Levy of the Chicago Council says there are already signs that Mexico and Canada are taking steps to diversify their trade and broader economic relations beyond a less-predictable US.

“Both neighbors are looking elsewhere, they went ahead with the TPP [Trans-Pacific Partnership] minus the US,” he says. Mexico is also taking on a leadership role in the Alliance of the Pacific, a grouping of Latin American countries linked by free markets, while Canada last year struck a comprehensive trade deal with the European Union.

Veuger also notes that Canada is deepening its trade relationship with Beijing in part by expanding its oil and gas exports to China.

Shared values

Still, many experts say that while the North American partnership won’t come out of the current shaking of its foundations unscathed, they are confident that the economic ties and shared values are strong enough to withstand the current buffeting.

That perspective may even be holding tight in Canada, which for the moment is Trump’s chief target in his bid to fundamentally redo NAFTA.

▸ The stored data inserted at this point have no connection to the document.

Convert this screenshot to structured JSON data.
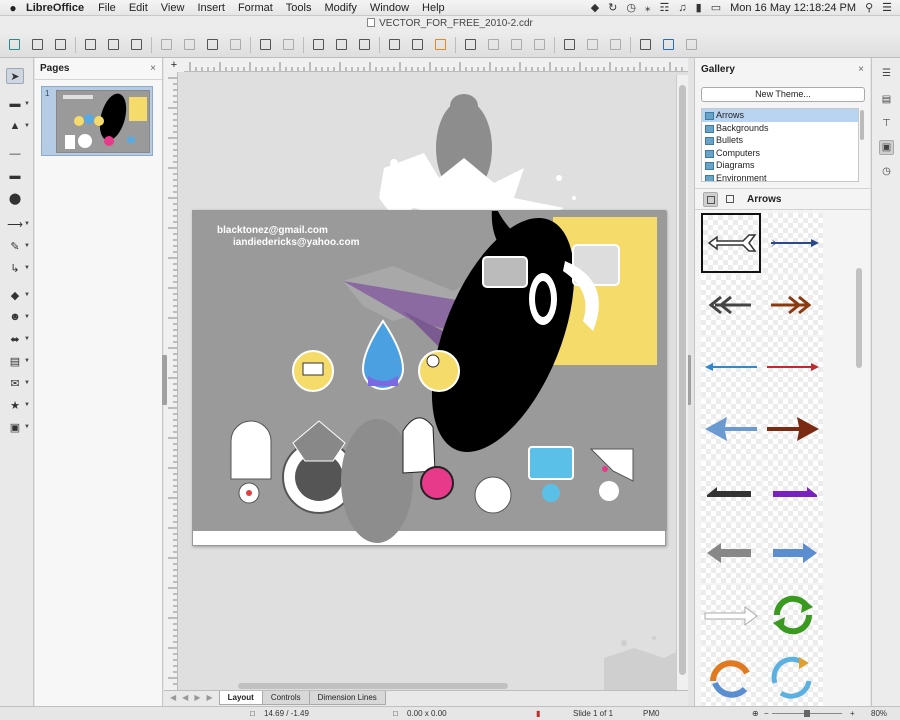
{
  "menubar": {
    "app_name": "LibreOffice",
    "items": [
      "File",
      "Edit",
      "View",
      "Insert",
      "Format",
      "Tools",
      "Modify",
      "Window",
      "Help"
    ],
    "clock": "Mon 16 May  12:18:24 PM"
  },
  "window": {
    "title": "VECTOR_FOR_FREE_2010-2.cdr"
  },
  "pages_panel": {
    "title": "Pages",
    "close": "×",
    "thumb_number": "1"
  },
  "slide": {
    "email_1": "blacktonez@gmail.com",
    "email_2": "iandiedericks@yahoo.com"
  },
  "gallery": {
    "title": "Gallery",
    "close": "×",
    "new_theme_label": "New Theme...",
    "themes": [
      "Arrows",
      "Backgrounds",
      "Bullets",
      "Computers",
      "Diagrams",
      "Environment"
    ],
    "selected_theme": "Arrows",
    "current_label": "Arrows"
  },
  "tabs": [
    "Layout",
    "Controls",
    "Dimension Lines"
  ],
  "status": {
    "position": "14.69 / -1.49",
    "size": "0.00 x 0.00",
    "slide": "Slide 1 of 1",
    "layout": "PM0",
    "zoom": "80%"
  },
  "colors": {
    "selection_blue": "#b8d4f0",
    "arrow_navy": "#2a4a8a",
    "arrow_brown": "#7a2a10",
    "arrow_purple": "#7a20c0",
    "arrow_blue": "#5a8ed0",
    "arrow_green": "#3a9a20",
    "slide_gray": "#9a9a9a"
  }
}
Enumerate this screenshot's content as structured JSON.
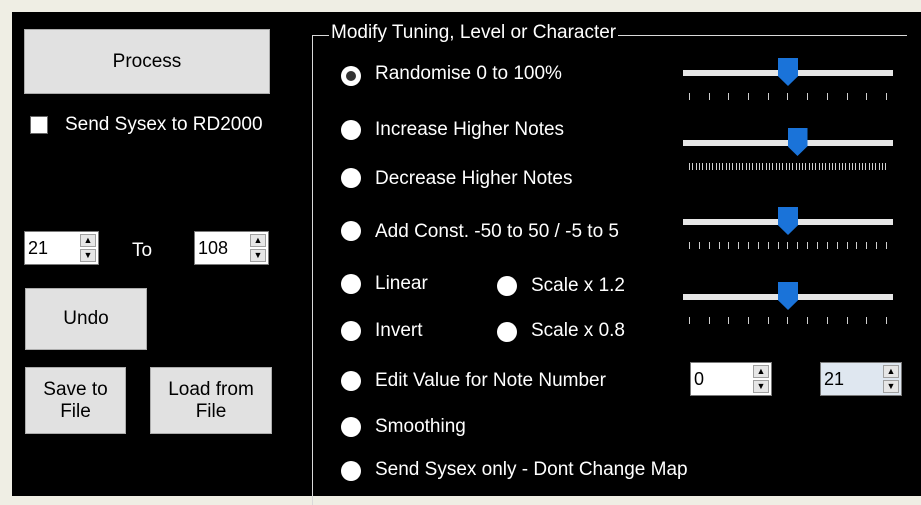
{
  "left": {
    "process_label": "Process",
    "send_sysex_label": "Send Sysex to RD2000",
    "range_from": "21",
    "range_to_label": "To",
    "range_to": "108",
    "undo_label": "Undo",
    "save_label": "Save to File",
    "load_label": "Load from File"
  },
  "group": {
    "title": "Modify Tuning, Level or Character",
    "options": {
      "randomise": "Randomise 0 to 100%",
      "increase": "Increase Higher Notes",
      "decrease": "Decrease Higher Notes",
      "add_const": "Add Const. -50 to 50 / -5 to 5",
      "linear": "Linear",
      "scale12": "Scale x 1.2",
      "invert": "Invert",
      "scale08": "Scale x 0.8",
      "edit_value": "Edit Value for Note Number",
      "smoothing": "Smoothing",
      "send_only": "Send Sysex only - Dont Change Map"
    },
    "edit_value": "0",
    "note_number": "21",
    "selected_option": "randomise",
    "sliders": [
      {
        "name": "randomise",
        "level": 0.5,
        "ticks": 11
      },
      {
        "name": "higher-notes",
        "level": 0.55,
        "ticks": 60
      },
      {
        "name": "add-const",
        "level": 0.5,
        "ticks": 21
      },
      {
        "name": "scale",
        "level": 0.5,
        "ticks": 11
      }
    ]
  },
  "colors": {
    "panel": "#000000",
    "thumb": "#1a73d9",
    "background": "#efeee4"
  }
}
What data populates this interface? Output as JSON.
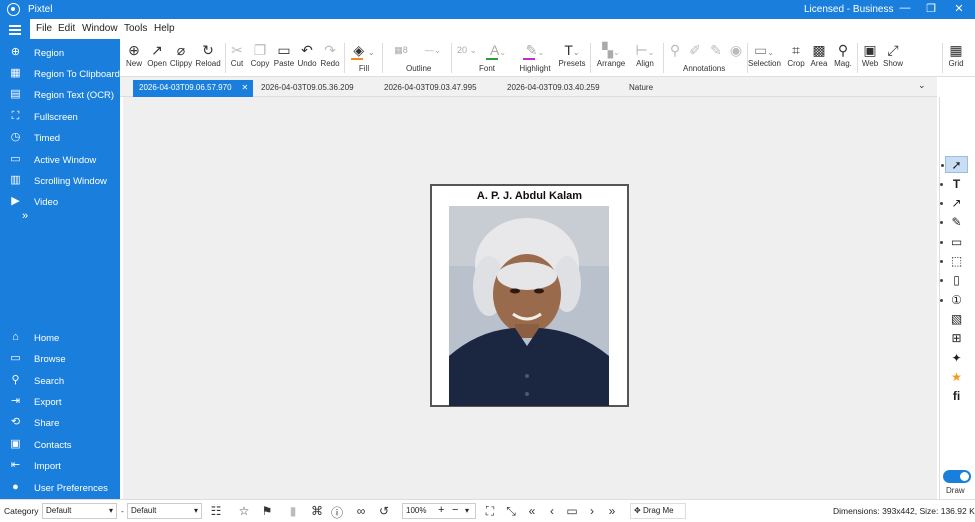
{
  "window": {
    "app_title": "Pixtel",
    "license": "Licensed - Business",
    "min": "—",
    "max": "❐",
    "close": "✕"
  },
  "menu": {
    "items": [
      "File",
      "Edit",
      "Window",
      "Tools",
      "Help"
    ]
  },
  "sidebar": {
    "capture_items": [
      {
        "label": "Region",
        "icon": "crosshair-icon"
      },
      {
        "label": "Region To Clipboard",
        "icon": "clipboard-region-icon"
      },
      {
        "label": "Region Text (OCR)",
        "icon": "document-text-icon"
      },
      {
        "label": "Fullscreen",
        "icon": "fullscreen-icon"
      },
      {
        "label": "Timed",
        "icon": "timer-icon"
      },
      {
        "label": "Active Window",
        "icon": "window-icon"
      },
      {
        "label": "Scrolling Window",
        "icon": "scroll-window-icon"
      },
      {
        "label": "Video",
        "icon": "video-icon"
      }
    ],
    "more": "»",
    "nav_items": [
      {
        "label": "Home",
        "icon": "home-icon"
      },
      {
        "label": "Browse",
        "icon": "folder-icon"
      },
      {
        "label": "Search",
        "icon": "search-icon"
      },
      {
        "label": "Export",
        "icon": "export-icon"
      },
      {
        "label": "Share",
        "icon": "share-icon"
      },
      {
        "label": "Contacts",
        "icon": "contacts-icon"
      },
      {
        "label": "Import",
        "icon": "import-icon"
      },
      {
        "label": "User Preferences",
        "icon": "user-icon"
      }
    ]
  },
  "ribbon": {
    "buttons": {
      "new": "New",
      "open": "Open",
      "clippy": "Clippy",
      "reload": "Reload",
      "cut": "Cut",
      "copy": "Copy",
      "paste": "Paste",
      "undo": "Undo",
      "redo": "Redo",
      "fill": "Fill",
      "outline": "Outline",
      "font": "Font",
      "highlight": "Highlight",
      "presets": "Presets",
      "arrange": "Arrange",
      "align": "Align",
      "annotations": "Annotations",
      "selection": "Selection",
      "crop": "Crop",
      "area": "Area",
      "mag": "Mag.",
      "web": "Web",
      "show": "Show",
      "grid": "Grid"
    },
    "outline_size": "8",
    "font_size": "20",
    "colors": {
      "fill": "#f08a24",
      "font": "#2a9d3a",
      "highlight": "#c32cc9",
      "accent": "#1a7fdc"
    }
  },
  "tabs": [
    {
      "label": "2026-04-03T09.06.57.970",
      "active": true,
      "close": "✕"
    },
    {
      "label": "2026-04-03T09.05.36.209"
    },
    {
      "label": "2026-04-03T09.03.47.995"
    },
    {
      "label": "2026-04-03T09.03.40.259"
    },
    {
      "label": "Nature"
    }
  ],
  "tabs_dropdown": "⌄",
  "document": {
    "title": "A. P. J. Abdul Kalam"
  },
  "right_toolbar": {
    "tools": [
      "pointer-icon",
      "text-icon",
      "arrow-icon",
      "pen-icon",
      "rectangle-icon",
      "selection-icon",
      "note-icon",
      "counter-icon",
      "image-icon",
      "table-icon",
      "magic-icon",
      "star-icon",
      "ligature-icon"
    ],
    "draw_label": "Draw"
  },
  "statusbar": {
    "category_label": "Category",
    "category_value": "Default",
    "preset_value": "Default",
    "zoom": "100%",
    "drag_label": "Drag Me",
    "dimensions": "Dimensions: 393x442, Size: 136.92 KB"
  }
}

“The hardest part of this negotiation [to preserve NAFTA as a three-party deal] will be [US Trade Representative Robert] Lighthizer going to Mr. Trump and saying … we haven’t delivered a one-sided crushing defeat for Canada, what we’ve got is an agreement that is good for all parties,” says Gordon Ritchie, a former Canadian ambassador for trade negotiations. “And the question will be whether Mr. Trump can bring himself to agree to that.”

No one yet knows the answer to that question, but Mr. Ritchie asserts that the partnership forged by NAFTA, and the strong US-Canada ties within that partnership, will survive. “I think the relationship between Canada and the US is so close and deep,” he says, “that it will take more than one president to destroy it.”

• Sara Miller Llana contributed to this report from Toronto.